3. The connector of claim 1, wherein the number of the terminal modules is two;

the connector further comprises a conductive plate arranged between the two terminal modules, wherein the conductive plate comprises a plurality of first sub-plates and a plurality of second sub-plates which are alternately arranged, the first sub-plates are opposite to the insulators on the two sides, and the second sub-plates are staggered with the insulators on the two sides;

the second sub-board is formed as the conductive member, and the first housing and the second housing are respectively grounded.

4. The connector of claim 3, wherein the first sub-board has recesses formed in opposite sides thereof, the insulators of the two terminal modules being disposed in the respective recesses, and the second sub-board has opposite sides thereof extending beyond the insulators.

5. The connector of claim 3, wherein said first housing has a first relief projection corresponding to said first daughter board for relieving said insulator, and said second housing has a second relief projection corresponding to said first daughter board for relieving said insulator.

6. The connector of claim 3, wherein, along the second direction, an end of the portion of the first housing corresponding to the second daughter board is provided with a first pin, and the first pin is used for electrically connecting with a ground wire of a circuit board;

and along the second direction, a second pin is arranged at one end of the part, corresponding to the second sub-board, of the second shell, and the second pin is electrically connected with the ground wire of the circuit board.

7. The connector of claim 6, wherein the other end of the portion of the first housing corresponding to the second sub-board in the second direction has a first connection terminal for electrical connection with another connector;

and along the second direction, the other end of the part, corresponding to the second sub-board, of the second shell is provided with a second connecting terminal, and the second connecting terminal is used for being electrically connected with other connectors.

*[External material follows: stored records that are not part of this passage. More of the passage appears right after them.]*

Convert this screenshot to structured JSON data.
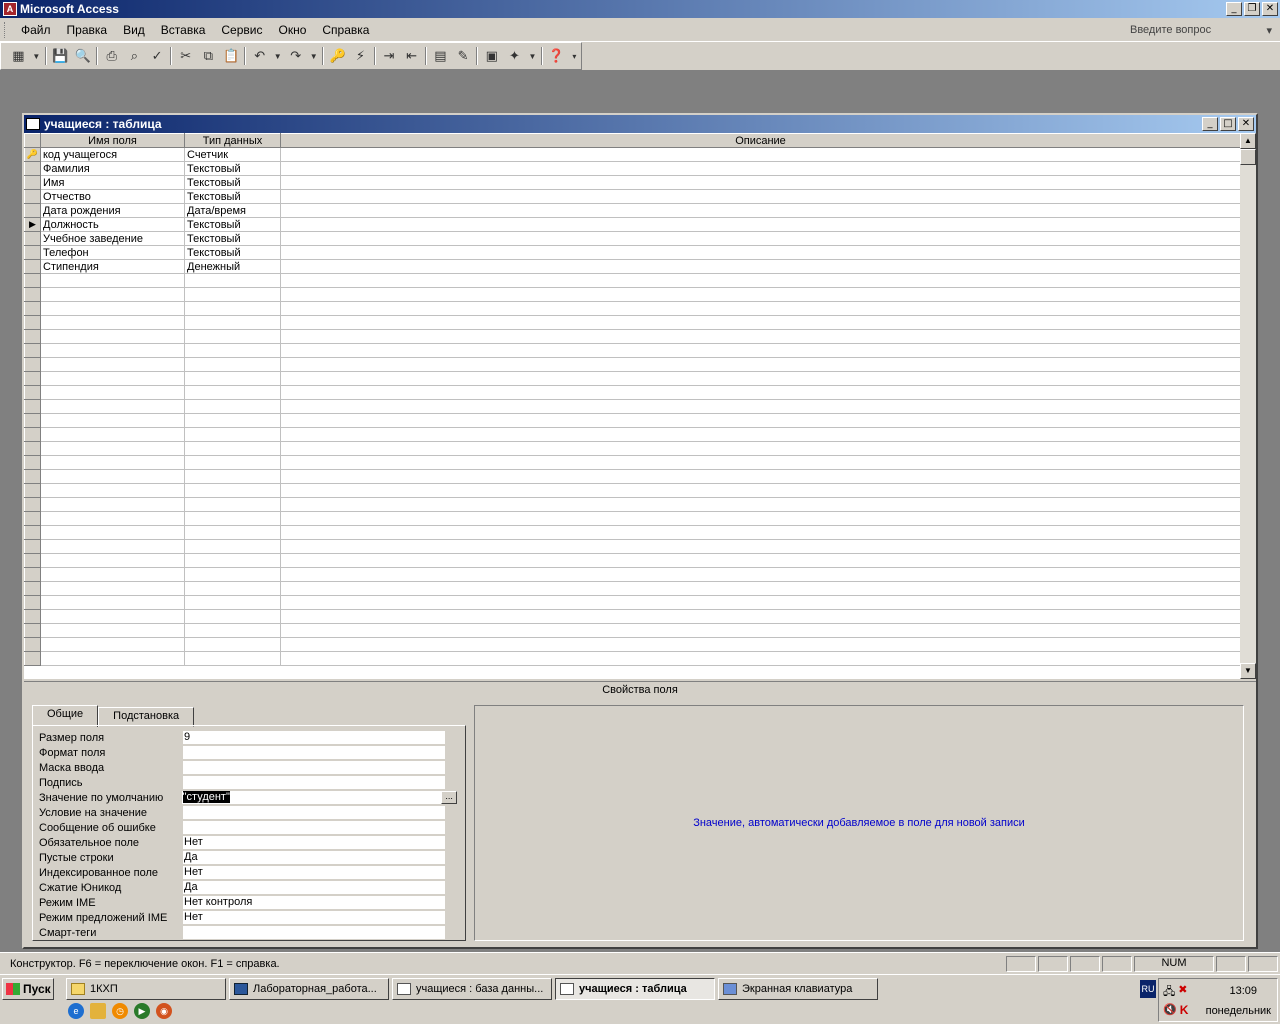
{
  "app": {
    "title": "Microsoft Access",
    "icon_letter": "A"
  },
  "menu": {
    "items": [
      "Файл",
      "Правка",
      "Вид",
      "Вставка",
      "Сервис",
      "Окно",
      "Справка"
    ],
    "help_placeholder": "Введите вопрос"
  },
  "toolbar": {
    "icons": [
      "view-icon",
      "save-icon",
      "search-icon",
      "print-icon",
      "preview-icon",
      "spell-icon",
      "cut-icon",
      "copy-icon",
      "paste-icon",
      "undo-icon",
      "redo-icon",
      "key-icon",
      "index-icon",
      "insert-row-icon",
      "delete-row-icon",
      "properties-icon",
      "build-icon",
      "database-icon",
      "new-object-icon",
      "help-icon"
    ]
  },
  "window": {
    "title": "учащиеся : таблица"
  },
  "grid": {
    "headers": {
      "field": "Имя поля",
      "type": "Тип данных",
      "desc": "Описание"
    },
    "rows": [
      {
        "field": "код учащегося",
        "type": "Счетчик",
        "marker": "key"
      },
      {
        "field": "Фамилия",
        "type": "Текстовый",
        "marker": ""
      },
      {
        "field": "Имя",
        "type": "Текстовый",
        "marker": ""
      },
      {
        "field": "Отчество",
        "type": "Текстовый",
        "marker": ""
      },
      {
        "field": "Дата рождения",
        "type": "Дата/время",
        "marker": ""
      },
      {
        "field": "Должность",
        "type": "Текстовый",
        "marker": "current"
      },
      {
        "field": "Учебное заведение",
        "type": "Текстовый",
        "marker": ""
      },
      {
        "field": "Телефон",
        "type": "Текстовый",
        "marker": ""
      },
      {
        "field": "Стипендия",
        "type": "Денежный",
        "marker": ""
      }
    ]
  },
  "properties": {
    "section_label": "Свойства поля",
    "tabs": [
      "Общие",
      "Подстановка"
    ],
    "rows": [
      {
        "label": "Размер поля",
        "value": "9"
      },
      {
        "label": "Формат поля",
        "value": ""
      },
      {
        "label": "Маска ввода",
        "value": ""
      },
      {
        "label": "Подпись",
        "value": ""
      },
      {
        "label": "Значение по умолчанию",
        "value": "\"студент\"",
        "selected": true
      },
      {
        "label": "Условие на значение",
        "value": ""
      },
      {
        "label": "Сообщение об ошибке",
        "value": ""
      },
      {
        "label": "Обязательное поле",
        "value": "Нет"
      },
      {
        "label": "Пустые строки",
        "value": "Да"
      },
      {
        "label": "Индексированное поле",
        "value": "Нет"
      },
      {
        "label": "Сжатие Юникод",
        "value": "Да"
      },
      {
        "label": "Режим IME",
        "value": "Нет контроля"
      },
      {
        "label": "Режим предложений IME",
        "value": "Нет"
      },
      {
        "label": "Смарт-теги",
        "value": ""
      }
    ],
    "help_text": "Значение, автоматически добавляемое в поле для новой записи"
  },
  "status": {
    "text": "Конструктор.  F6 = переключение окон.  F1 = справка.",
    "num": "NUM"
  },
  "taskbar": {
    "start": "Пуск",
    "tasks": [
      {
        "label": "1КХП",
        "icon": "folder"
      },
      {
        "label": "Лабораторная_работа...",
        "icon": "word"
      },
      {
        "label": "учащиеся : база данны...",
        "icon": "db"
      },
      {
        "label": "учащиеся : таблица",
        "icon": "table",
        "active": true
      },
      {
        "label": "Экранная клавиатура",
        "icon": "keyboard"
      }
    ],
    "lang": "RU",
    "time": "13:09",
    "day": "понедельник"
  }
}
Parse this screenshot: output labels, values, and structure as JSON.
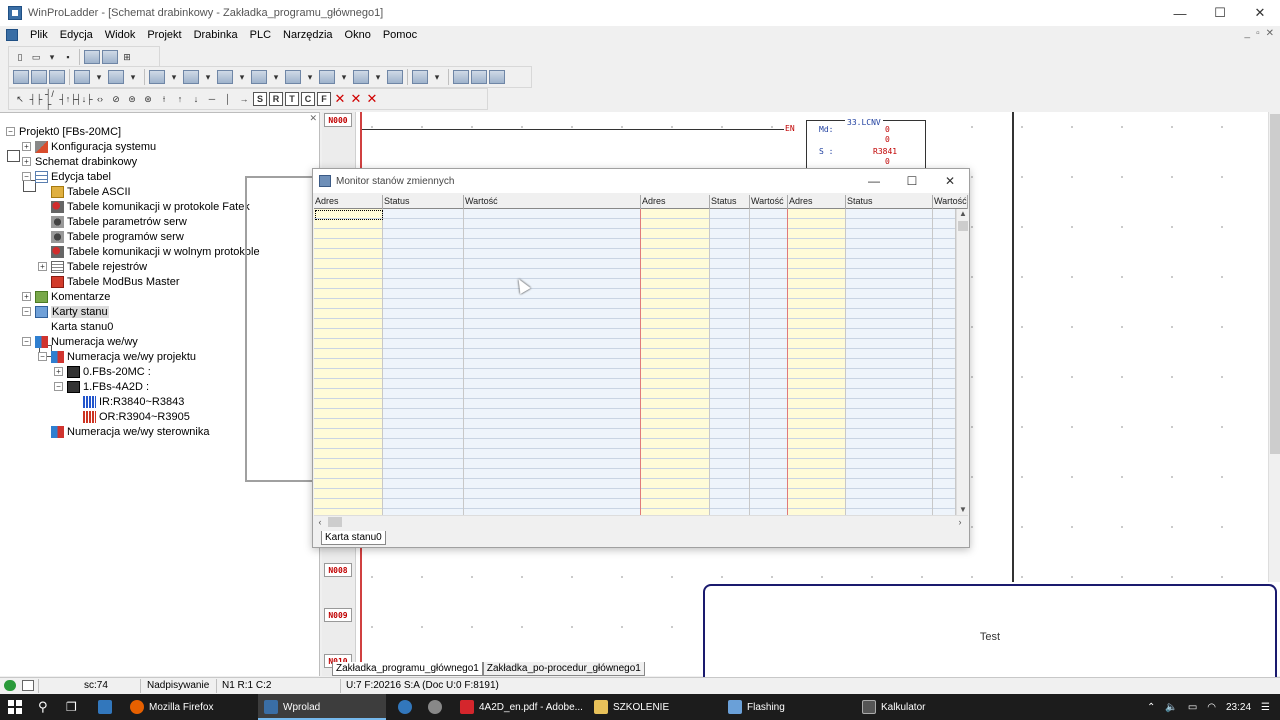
{
  "window": {
    "title": "WinProLadder - [Schemat drabinkowy - Zakładka_programu_głównego1]",
    "controls": [
      "—",
      "☐",
      "✕"
    ]
  },
  "menu": {
    "items": [
      "Plik",
      "Edycja",
      "Widok",
      "Projekt",
      "Drabinka",
      "PLC",
      "Narzędzia",
      "Okno",
      "Pomoc"
    ],
    "mdi_controls": [
      "_",
      "▫",
      "✕"
    ]
  },
  "tree": {
    "items": [
      {
        "label": "Projekt0 [FBs-20MC]",
        "icon": "project-icon"
      },
      {
        "label": "Konfiguracja systemu",
        "icon": "tools-icon"
      },
      {
        "label": "Schemat drabinkowy",
        "icon": "ladder-icon"
      },
      {
        "label": "Edycja tabel",
        "icon": "table-edit-icon"
      },
      {
        "label": "Tabele ASCII",
        "icon": "ascii-icon"
      },
      {
        "label": "Tabele komunikacji w protokole Fatek",
        "icon": "comm-icon"
      },
      {
        "label": "Tabele parametrów serw",
        "icon": "servo-param-icon"
      },
      {
        "label": "Tabele programów serw",
        "icon": "servo-prog-icon"
      },
      {
        "label": "Tabele komunikacji w wolnym protokole",
        "icon": "comm-free-icon"
      },
      {
        "label": "Tabele rejestrów",
        "icon": "register-icon"
      },
      {
        "label": "Tabele ModBus Master",
        "icon": "modbus-icon"
      },
      {
        "label": "Komentarze",
        "icon": "comment-icon"
      },
      {
        "label": "Karty stanu",
        "icon": "status-card-icon"
      },
      {
        "label": "Karta stanu0",
        "icon": "card-icon"
      },
      {
        "label": "Numeracja we/wy",
        "icon": "io-icon"
      },
      {
        "label": "Numeracja we/wy projektu",
        "icon": "io-project-icon"
      },
      {
        "label": "0.FBs-20MC :",
        "icon": "plc-icon"
      },
      {
        "label": "1.FBs-4A2D :",
        "icon": "plc-module-icon"
      },
      {
        "label": "IR:R3840~R3843",
        "icon": "ir-icon"
      },
      {
        "label": "OR:R3904~R3905",
        "icon": "or-icon"
      },
      {
        "label": "Numeracja we/wy sterownika",
        "icon": "io-plc-icon"
      }
    ]
  },
  "ladder": {
    "rungs": [
      "N000",
      "N008",
      "N009",
      "N010"
    ],
    "en_label": "EN",
    "function_block": {
      "title": "33.LCNV",
      "md_label": "Md:",
      "md_value1": "0",
      "md_value2": "0",
      "s_label": "S :",
      "s_value1": "R3841",
      "s_value2": "0"
    },
    "tabs": [
      "Zakładka_programu_głównego1",
      "Zakładka_po-procedur_głównego1"
    ]
  },
  "monitor": {
    "title": "Monitor stanów zmiennych",
    "controls": [
      "—",
      "☐",
      "✕"
    ],
    "columns": [
      "Adres",
      "Status",
      "Wartość",
      "Adres",
      "Status",
      "Wartość",
      "Adres",
      "Status",
      "Wartość"
    ],
    "tab": "Karta stanu0"
  },
  "popup": {
    "text": "Test"
  },
  "statusbar": {
    "sc": "sc:74",
    "mode": "Nadpisywanie",
    "pos": "N1 R:1 C:2",
    "mem": "U:7 F:20216 S:A (Doc U:0 F:8191)"
  },
  "taskbar": {
    "apps": [
      {
        "label": "Mozilla Firefox",
        "color": "#e66000"
      },
      {
        "label": "Wprolad",
        "color": "#3a6ea5"
      },
      {
        "label": "",
        "color": "#3277bc"
      },
      {
        "label": "",
        "color": "#888888"
      },
      {
        "label": "4A2D_en.pdf - Adobe...",
        "color": "#d4262c"
      },
      {
        "label": "SZKOLENIE",
        "color": "#e8c15a"
      },
      {
        "label": "Flashing",
        "color": "#6aa0d8"
      },
      {
        "label": "Kalkulator",
        "color": "#555555"
      }
    ],
    "clock": "23:24"
  }
}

8. The connector according to any one of claims 1 to 7, wherein the signal terminals are single-ended signal terminals, one single-ended signal terminal being disposed in each of the insulators.

9. The connector according to any one of claims 1 to 7, wherein said signal terminals are differential signal terminals, and a pair of said differential signal terminals is provided in each of said insulators.

10. An electronic device comprising the connector according to any one of claims 1 to 9.